Valid Square
Medium
Given the coordinates of four points in 2D space p1, p2, p3 and p4, return true if the four points construct a square. The coordinate of a point pᵢ is represented as [xᵢ, yᵢ]. The input is not given in any order. A valid square has four equal sides with positive length and four equal angles (90-degree angles).
Example:
Input: p1 = [0,0], p2 = [1,1], p3 = [1,0], p4 = [0,1] Output: true
Clarifications:
- All coordinates are integers
- What should I return if two points are the same?

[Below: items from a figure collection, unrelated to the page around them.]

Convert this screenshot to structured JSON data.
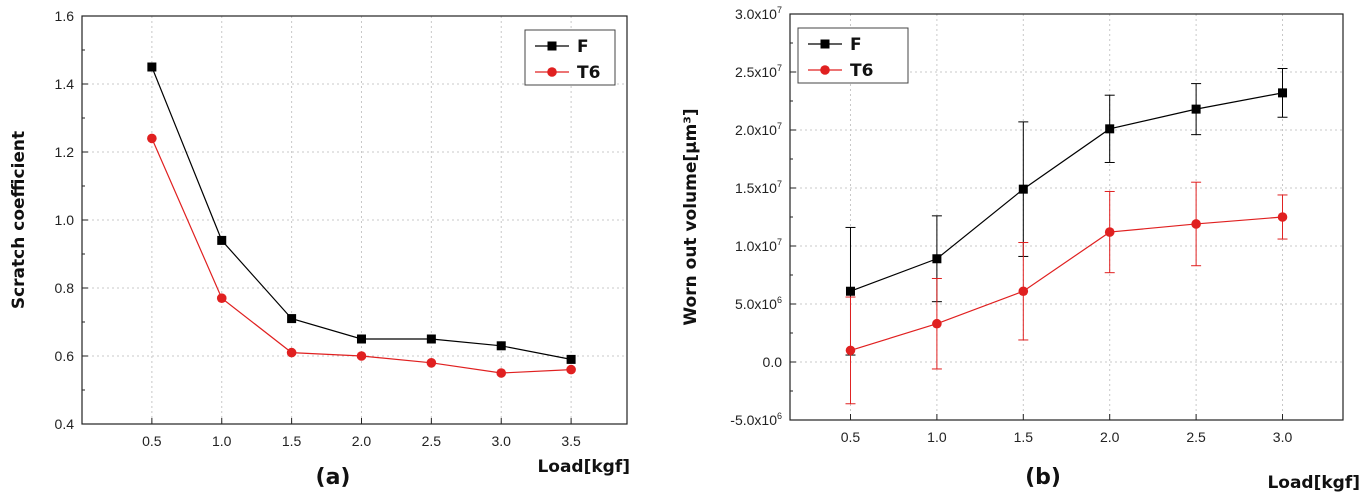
{
  "chart_data": [
    {
      "type": "line",
      "panel_label": "(a)",
      "xlabel": "Load[kgf]",
      "ylabel": "Scratch coefficient",
      "x": [
        0.5,
        1.0,
        1.5,
        2.0,
        2.5,
        3.0,
        3.5
      ],
      "x_ticks": [
        "0.5",
        "1.0",
        "1.5",
        "2.0",
        "2.5",
        "3.0",
        "3.5"
      ],
      "xlim": [
        0.0,
        3.9
      ],
      "y_ticks": [
        "0.4",
        "0.6",
        "0.8",
        "1.0",
        "1.2",
        "1.4",
        "1.6"
      ],
      "ylim": [
        0.4,
        1.6
      ],
      "grid": true,
      "legend_position": "top-right",
      "series": [
        {
          "name": "F",
          "color": "#000000",
          "marker": "square",
          "values": [
            1.45,
            0.94,
            0.71,
            0.65,
            0.65,
            0.63,
            0.59
          ]
        },
        {
          "name": "T6",
          "color": "#e02020",
          "marker": "circle",
          "values": [
            1.24,
            0.77,
            0.61,
            0.6,
            0.58,
            0.55,
            0.56
          ]
        }
      ]
    },
    {
      "type": "line",
      "panel_label": "(b)",
      "xlabel": "Load[kgf]",
      "ylabel": "Worn out volume[μm³]",
      "x": [
        0.5,
        1.0,
        1.5,
        2.0,
        2.5,
        3.0
      ],
      "x_ticks": [
        "0.5",
        "1.0",
        "1.5",
        "2.0",
        "2.5",
        "3.0"
      ],
      "xlim": [
        0.15,
        3.35
      ],
      "y_ticks": [
        "-5.0x10⁶",
        "0.0",
        "5.0x10⁶",
        "1.0x10⁷",
        "1.5x10⁷",
        "2.0x10⁷",
        "2.5x10⁷",
        "3.0x10⁷"
      ],
      "ylim": [
        -5000000,
        30000000
      ],
      "grid": true,
      "legend_position": "top-left",
      "series": [
        {
          "name": "F",
          "color": "#000000",
          "marker": "square",
          "values": [
            6100000,
            8900000,
            14900000,
            20100000,
            21800000,
            23200000
          ],
          "error": [
            5500000,
            3700000,
            5800000,
            2900000,
            2200000,
            2100000
          ]
        },
        {
          "name": "T6",
          "color": "#e02020",
          "marker": "circle",
          "values": [
            1000000,
            3300000,
            6100000,
            11200000,
            11900000,
            12500000
          ],
          "error": [
            4600000,
            3900000,
            4200000,
            3500000,
            3600000,
            1900000
          ]
        }
      ]
    }
  ]
}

- What should I return if the points can form other shapes such as a rectangle?
Solution
Brute Force Approach
A naive approach to solving this problem would be to calculate the distance between every pair of points. For four points to form a square, we need to verify that there are four sides of equal length and two diagonals of equal length. Also, we need to ensure that the side length is not zero, and the points are distinct.
Algorithm
- Calculate all possible distances between the points.

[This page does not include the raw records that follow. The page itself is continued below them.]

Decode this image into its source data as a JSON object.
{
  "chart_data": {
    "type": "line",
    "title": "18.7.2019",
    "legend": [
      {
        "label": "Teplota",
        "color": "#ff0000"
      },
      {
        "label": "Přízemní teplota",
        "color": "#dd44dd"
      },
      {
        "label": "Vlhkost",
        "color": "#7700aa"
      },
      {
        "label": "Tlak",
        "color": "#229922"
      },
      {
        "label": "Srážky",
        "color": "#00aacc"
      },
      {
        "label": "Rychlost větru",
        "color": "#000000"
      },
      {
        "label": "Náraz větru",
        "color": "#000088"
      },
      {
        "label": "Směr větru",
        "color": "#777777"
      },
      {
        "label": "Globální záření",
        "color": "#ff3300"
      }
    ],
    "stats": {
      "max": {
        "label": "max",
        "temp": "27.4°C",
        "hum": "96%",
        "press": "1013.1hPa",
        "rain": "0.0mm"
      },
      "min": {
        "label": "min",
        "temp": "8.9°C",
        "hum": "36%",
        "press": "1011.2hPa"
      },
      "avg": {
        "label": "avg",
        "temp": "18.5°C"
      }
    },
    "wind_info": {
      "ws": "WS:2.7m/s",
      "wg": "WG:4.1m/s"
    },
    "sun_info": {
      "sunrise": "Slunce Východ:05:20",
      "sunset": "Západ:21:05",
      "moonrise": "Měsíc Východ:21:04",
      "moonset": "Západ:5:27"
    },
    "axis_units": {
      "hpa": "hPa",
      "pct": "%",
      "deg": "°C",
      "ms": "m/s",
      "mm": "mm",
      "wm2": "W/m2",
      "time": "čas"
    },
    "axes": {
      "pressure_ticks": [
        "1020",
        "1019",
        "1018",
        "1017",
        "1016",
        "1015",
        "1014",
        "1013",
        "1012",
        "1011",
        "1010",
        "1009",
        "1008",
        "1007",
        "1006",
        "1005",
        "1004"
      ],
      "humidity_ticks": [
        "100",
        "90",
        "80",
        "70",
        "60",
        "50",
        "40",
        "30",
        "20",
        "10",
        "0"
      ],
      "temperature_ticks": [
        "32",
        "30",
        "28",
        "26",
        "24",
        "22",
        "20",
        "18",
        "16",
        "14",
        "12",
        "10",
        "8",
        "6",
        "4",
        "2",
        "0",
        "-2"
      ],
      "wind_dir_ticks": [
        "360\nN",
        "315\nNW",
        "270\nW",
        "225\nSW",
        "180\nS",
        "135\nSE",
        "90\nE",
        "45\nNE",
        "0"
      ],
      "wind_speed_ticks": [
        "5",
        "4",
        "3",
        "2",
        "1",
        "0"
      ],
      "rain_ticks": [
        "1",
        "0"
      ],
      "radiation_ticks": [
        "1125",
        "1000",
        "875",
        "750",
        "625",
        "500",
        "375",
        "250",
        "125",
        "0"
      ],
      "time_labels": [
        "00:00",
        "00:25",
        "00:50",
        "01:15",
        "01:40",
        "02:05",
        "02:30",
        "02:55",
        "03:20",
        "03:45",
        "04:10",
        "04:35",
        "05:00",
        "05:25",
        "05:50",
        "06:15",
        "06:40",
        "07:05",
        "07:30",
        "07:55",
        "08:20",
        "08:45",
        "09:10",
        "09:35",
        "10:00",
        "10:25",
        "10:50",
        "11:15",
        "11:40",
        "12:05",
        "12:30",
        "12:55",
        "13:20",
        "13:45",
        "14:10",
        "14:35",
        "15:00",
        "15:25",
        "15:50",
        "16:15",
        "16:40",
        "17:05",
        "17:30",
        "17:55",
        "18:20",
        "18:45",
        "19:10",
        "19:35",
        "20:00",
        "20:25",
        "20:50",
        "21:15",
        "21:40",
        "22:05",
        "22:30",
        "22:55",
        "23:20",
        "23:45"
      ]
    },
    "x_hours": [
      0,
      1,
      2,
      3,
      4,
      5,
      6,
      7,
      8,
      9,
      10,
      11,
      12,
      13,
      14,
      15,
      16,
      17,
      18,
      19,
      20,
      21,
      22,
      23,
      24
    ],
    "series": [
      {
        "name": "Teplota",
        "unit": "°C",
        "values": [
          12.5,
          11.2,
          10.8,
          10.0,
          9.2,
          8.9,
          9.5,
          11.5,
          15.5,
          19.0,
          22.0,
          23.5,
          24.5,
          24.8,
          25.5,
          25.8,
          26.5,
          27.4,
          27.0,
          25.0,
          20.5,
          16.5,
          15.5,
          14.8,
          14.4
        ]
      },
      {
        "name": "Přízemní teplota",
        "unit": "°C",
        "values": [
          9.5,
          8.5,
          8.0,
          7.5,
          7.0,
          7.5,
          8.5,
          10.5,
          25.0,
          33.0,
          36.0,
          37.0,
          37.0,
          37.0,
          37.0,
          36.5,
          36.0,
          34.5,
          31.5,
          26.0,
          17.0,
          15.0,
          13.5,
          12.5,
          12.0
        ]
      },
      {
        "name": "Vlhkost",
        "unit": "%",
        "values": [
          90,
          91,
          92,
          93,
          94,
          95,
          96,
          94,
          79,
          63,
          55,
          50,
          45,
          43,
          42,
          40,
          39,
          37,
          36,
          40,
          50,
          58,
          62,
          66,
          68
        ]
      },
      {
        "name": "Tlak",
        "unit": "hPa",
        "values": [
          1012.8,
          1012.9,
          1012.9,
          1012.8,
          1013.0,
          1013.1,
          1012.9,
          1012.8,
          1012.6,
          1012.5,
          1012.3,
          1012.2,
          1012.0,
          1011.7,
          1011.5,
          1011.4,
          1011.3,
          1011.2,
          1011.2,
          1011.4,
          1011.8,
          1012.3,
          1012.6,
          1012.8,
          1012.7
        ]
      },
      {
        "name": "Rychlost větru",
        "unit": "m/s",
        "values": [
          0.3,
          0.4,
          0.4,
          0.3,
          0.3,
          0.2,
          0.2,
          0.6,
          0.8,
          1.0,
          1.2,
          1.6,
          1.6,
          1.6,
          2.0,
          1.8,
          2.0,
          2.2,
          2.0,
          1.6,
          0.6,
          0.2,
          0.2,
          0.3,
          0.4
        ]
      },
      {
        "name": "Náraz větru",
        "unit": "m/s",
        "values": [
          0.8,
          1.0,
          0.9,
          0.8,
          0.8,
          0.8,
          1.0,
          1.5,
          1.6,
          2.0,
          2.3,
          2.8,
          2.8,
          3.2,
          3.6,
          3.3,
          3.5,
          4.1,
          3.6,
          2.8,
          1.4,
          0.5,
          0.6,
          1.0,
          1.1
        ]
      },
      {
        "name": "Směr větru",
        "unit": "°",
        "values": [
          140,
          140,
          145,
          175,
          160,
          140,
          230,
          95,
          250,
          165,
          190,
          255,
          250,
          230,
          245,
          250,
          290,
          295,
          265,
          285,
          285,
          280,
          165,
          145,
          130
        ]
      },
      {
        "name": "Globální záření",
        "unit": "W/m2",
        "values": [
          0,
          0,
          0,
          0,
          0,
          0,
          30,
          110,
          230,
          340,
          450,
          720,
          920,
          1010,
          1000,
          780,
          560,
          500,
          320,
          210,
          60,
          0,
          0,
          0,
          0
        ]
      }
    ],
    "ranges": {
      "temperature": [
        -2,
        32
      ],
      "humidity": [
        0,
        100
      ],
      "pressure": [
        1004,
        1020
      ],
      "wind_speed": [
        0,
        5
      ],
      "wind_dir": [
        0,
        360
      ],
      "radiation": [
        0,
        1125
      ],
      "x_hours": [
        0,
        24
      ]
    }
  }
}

- Check if there are exactly four sides of equal length (side).
- Check if there are exactly two diagonals of equal length (diagonal).
- Verify that the side length is greater than zero and diagonal length is greater than zero.

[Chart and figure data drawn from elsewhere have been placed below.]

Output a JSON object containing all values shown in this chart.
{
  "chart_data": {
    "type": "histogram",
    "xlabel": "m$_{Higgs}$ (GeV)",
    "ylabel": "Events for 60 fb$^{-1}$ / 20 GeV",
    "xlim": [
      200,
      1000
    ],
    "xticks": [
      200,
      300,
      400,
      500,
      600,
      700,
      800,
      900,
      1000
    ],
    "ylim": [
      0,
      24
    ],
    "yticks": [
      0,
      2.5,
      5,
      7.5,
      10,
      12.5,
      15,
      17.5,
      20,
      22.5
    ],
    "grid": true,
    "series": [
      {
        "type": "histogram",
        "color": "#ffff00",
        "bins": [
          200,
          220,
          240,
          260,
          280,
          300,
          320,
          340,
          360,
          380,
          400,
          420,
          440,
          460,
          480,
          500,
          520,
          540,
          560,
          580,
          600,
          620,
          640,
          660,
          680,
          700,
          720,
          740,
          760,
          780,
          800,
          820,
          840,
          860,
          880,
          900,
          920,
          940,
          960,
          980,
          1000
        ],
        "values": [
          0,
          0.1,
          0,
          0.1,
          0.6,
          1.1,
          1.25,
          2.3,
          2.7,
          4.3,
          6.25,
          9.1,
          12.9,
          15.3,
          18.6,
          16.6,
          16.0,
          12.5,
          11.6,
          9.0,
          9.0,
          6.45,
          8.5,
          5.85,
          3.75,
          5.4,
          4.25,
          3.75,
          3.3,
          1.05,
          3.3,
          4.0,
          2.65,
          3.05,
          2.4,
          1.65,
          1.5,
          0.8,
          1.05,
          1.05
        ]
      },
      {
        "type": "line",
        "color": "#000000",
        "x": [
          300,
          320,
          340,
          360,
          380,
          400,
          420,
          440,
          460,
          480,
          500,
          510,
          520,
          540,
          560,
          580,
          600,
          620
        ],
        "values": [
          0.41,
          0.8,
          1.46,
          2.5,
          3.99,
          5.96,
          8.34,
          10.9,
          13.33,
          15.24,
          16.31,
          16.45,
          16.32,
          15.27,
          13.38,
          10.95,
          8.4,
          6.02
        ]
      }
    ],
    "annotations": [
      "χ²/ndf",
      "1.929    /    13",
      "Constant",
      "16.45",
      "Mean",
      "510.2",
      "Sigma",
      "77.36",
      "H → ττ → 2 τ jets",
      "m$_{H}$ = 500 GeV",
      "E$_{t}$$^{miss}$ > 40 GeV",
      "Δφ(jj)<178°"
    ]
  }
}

- Verify that diagonal length is equal to side length multiplied by sqrt(2).
Code
import math
def distance(p1, p2):
return math.sqrt((p1[0] - p2[0])**2 + (p1[1] - p2[1])**2)
def is_square_brute_force(p1, p2, p3, p4):
distances = []
points = [p1, p2, p3, p4]
for i in range(4):
for j in range(i + 1, 4):
distances.append(distance(points[i], points[j]))
distances.sort()
# Check for equal sides and equal diagonals
if distances[0] > 0 and \
abs(distances[0] - distances[1]) < 1e-6 and \
abs(distances[0] - distances[2]) < 1e-6 and \
abs(distances[0] - distances[3]) < 1e-6 and \
abs(distances[4] - distances[5]) < 1e-6 and \
abs(distances[4] / distances[0] - math.sqrt(2)) < 1e-6:
return True
return False
Time Complexity
O(1) because we have a fixed number of calculations.
Space Complexity
O(1) because we use a fixed amount of extra space.
Optimal Approach
An optimized approach still calculates distances but does so more strategically. We can use a set to store the distances to ensure we don't have zero length sides or duplicate points. Then, we verify if the count of unique distances are 2. The larger distance must be sqrt(2) times of the smaller distance to form a square.
Algorithm
- Calculate the distance between every pair of points.
- Add the distances to a
set. - If the size of set is not equal to 2, return false.
- Check if the ratio of larger distance to smaller distance is approximately
sqrt(2)
Code
import math
def distance(p1, p2):
return math.sqrt((p1[0] - p2[0])**2 + (p1[1] - p2[1])**2)
def is_square(p1, p2, p3, p4):
distances = set()
points = [p1, p2, p3, p4]
for i in range(4):
for j in range(i + 1, 4):
dist = distance(points[i], points[j])
if dist == 0:
return False # handles duplicate points
distances.add(dist)
if len(distances) != 2:
return False
distances = sorted(list(distances))
if abs(distances[1] / distances[0] - math.sqrt(2)) < 1e-6:
return True
return False
Time Complexity
O(1) because we have a fixed number of calculations regardless of the input size.
Space Complexity
O(1) because the set will hold a maximum of two distinct distances.
Edge Cases
- Duplicate Points: If any two points are the same, it cannot form a square.
- Zero Length: If the side length is zero, it's not a valid square.
- Floating Point Precision: Use a tolerance when comparing floating-point numbers to account for precision issues.